Les propos de McGowan ne relèvent pas d’un simple deuil de fan, puisqu’il explique lui-même qu’il n’est pas attaché à Destiny 2 par goût des FPS ou de la narration complexe de Bungie. Au contraire, il affirme ne pas aimer les jeux de tir à la première personne ni le récit dense du titre. Il comprend pourtant très bien que, pour beaucoup de joueurs, Destiny 2 n’était pas seulement un logiciel de plus dans une bibliothèque, mais un espace partagé, une habitude quotidienne et parfois même un refuge. « Mais tout n’est pas fait pour tout le monde. Pour beaucoup de personnes, Destiny 2 était leur vie. Il a aidé de nombreuses personnes à supporter les confinements liés au COVID. Et, bien sûr, il a changé l’industrie du jeu vidéo de tant de manières qui résonnent encore aujourd’hui et continueront de le faire à l’avenir », écrit-il. Il ajoute : « Ainsi, même si je ne les vois pas en personne, je compatis avec ceux qui perdent quelque chose qui comptait autant pour eux. Maintenant, j’espère que cela ne signifie pas que des milliers de personnes vont perdre leur emploi… »
Une vague de licenciements importante plane désormais sur Bungie
Cette dernière phrase de McGowan est particulièrement inquiétante, car les informations actuelles laissent entendre qu’elle pourrait se vérifier.
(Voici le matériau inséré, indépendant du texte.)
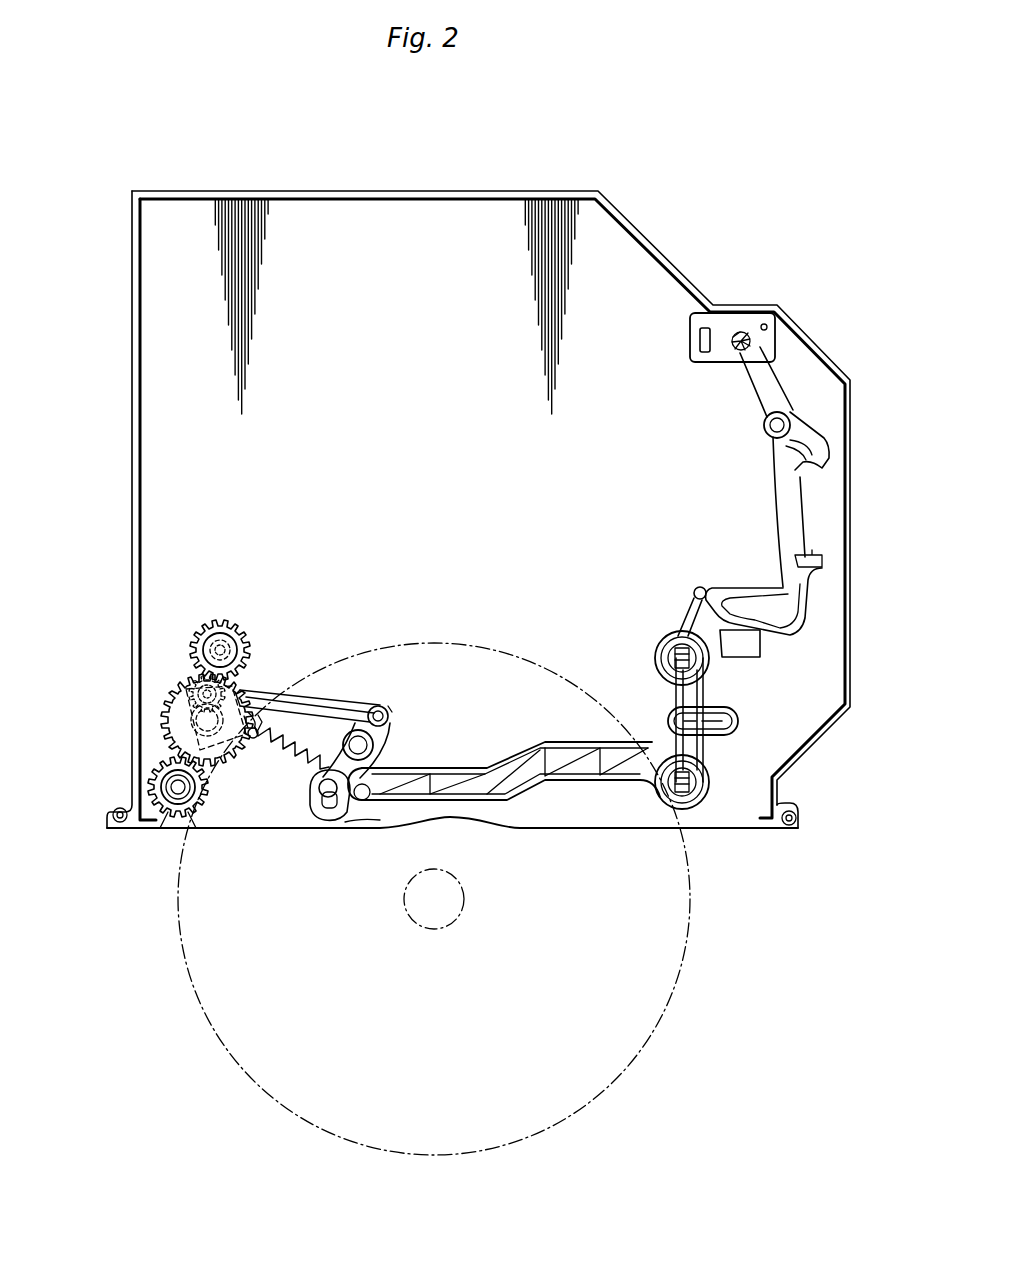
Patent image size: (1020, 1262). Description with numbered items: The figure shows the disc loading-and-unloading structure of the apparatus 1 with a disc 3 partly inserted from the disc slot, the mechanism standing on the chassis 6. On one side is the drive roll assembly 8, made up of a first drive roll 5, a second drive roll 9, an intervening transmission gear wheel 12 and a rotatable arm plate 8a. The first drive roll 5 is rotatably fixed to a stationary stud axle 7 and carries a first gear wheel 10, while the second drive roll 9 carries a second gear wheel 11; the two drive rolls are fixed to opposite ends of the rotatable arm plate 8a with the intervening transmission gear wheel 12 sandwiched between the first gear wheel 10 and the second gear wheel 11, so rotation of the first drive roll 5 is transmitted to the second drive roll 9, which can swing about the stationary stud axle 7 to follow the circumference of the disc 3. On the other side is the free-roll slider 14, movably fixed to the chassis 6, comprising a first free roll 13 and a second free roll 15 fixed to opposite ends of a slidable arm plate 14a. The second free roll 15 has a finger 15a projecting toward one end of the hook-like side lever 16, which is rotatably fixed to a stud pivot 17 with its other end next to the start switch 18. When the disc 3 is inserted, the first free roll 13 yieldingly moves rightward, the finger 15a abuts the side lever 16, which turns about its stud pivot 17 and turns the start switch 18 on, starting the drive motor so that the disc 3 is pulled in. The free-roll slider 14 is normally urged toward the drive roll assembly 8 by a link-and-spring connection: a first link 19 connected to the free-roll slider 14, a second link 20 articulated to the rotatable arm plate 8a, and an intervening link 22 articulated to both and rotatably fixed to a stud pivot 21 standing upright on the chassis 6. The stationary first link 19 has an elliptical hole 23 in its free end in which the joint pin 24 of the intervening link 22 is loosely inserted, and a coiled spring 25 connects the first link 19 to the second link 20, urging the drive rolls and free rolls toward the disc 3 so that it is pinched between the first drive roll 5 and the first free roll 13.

The apparatus 1 is at (686, 193).
The disc 3 is at (690, 957).
The first drive roll 5 is at (162, 785).
The chassis 6 is at (132, 516).
The stationary stud axle 7 is at (160, 772).
The drive roll assembly 8 is at (190, 668).
The rotatable arm plate 8a is at (165, 710).
The second drive roll 9 is at (208, 632).
The first gear wheel 10 is at (180, 816).
The second gear wheel 11 is at (234, 633).
The intervening transmission gear wheel 12 is at (185, 690).
The first free roll 13 is at (690, 808).
The free-roll slider 14 is at (710, 744).
The slidable arm plate 14a is at (706, 715).
The second free roll 15 is at (660, 650).
The finger 15a is at (697, 590).
The side lever 16 is at (772, 515).
The stud pivot 17 is at (764, 424).
The start switch 18 is at (748, 325).
The first link 19 is at (520, 742).
The second link 20 is at (318, 692).
The stud pivot 21 is at (378, 742).
The intervening link 22 is at (328, 745).
The elliptical hole 23 is at (329, 810).
The joint pin 24 is at (322, 792).
The coiled spring 25 is at (262, 745).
Selon Jason Schreier, de Bloomberg, Bungie se préparerait à une vague de licenciements considérable, ce qui donne à la fin des nouveaux contenus de Destiny 2 un poids plus large qu’une simple extinction naturelle de jeu. Le studio doit toujours continuer à publier de nouveaux contenus pour Marathon, son titre le plus récent, et poursuivre le développement de projets actuellement au stade conceptuel, notamment de nouveaux jeux Destiny. Cela ne suffit pourtant pas à dissiper l’incertitude, surtout parce que Destiny 3 ne serait même pas en production active pour le moment, ce qui rend l’avenir de Bungie beaucoup moins lisible que ne le laisse entendre un communiqué optimiste.
En neuf ans, Destiny 2 est devenu le genre de jeu que l’on pouvait aimer, critiquer, quitter, détester parfois, puis relancer le lendemain. Il portait toutes les qualités et toutes les lourdeurs du modèle service, mais il avait aussi bâti une communauté qui ne restait pas uniquement pour les fusillades, les raids ou le butin. Beaucoup de joueurs continuaient parce que Bungie savait encore donner l’impression d’habiter un monde changeant, doté de sa propre mythologie. C’est pour cela que la formule de McGowan sur un Bungie qui ne serait plus créateur de mondes frappe aussi fort. Il ne parle pas seulement d’un jeu qui recevra moins de mises à jour, mais d’une identité de studio qui pourrait se briser. S’il a raison, Monument of Triumph ne sera pas seulement la dernière grande mise à jour de Destiny 2, mais aussi le marqueur d’une époque où Bungie ressemblait encore à un atelier d’univers plutôt qu’à une pièce de portefeuille.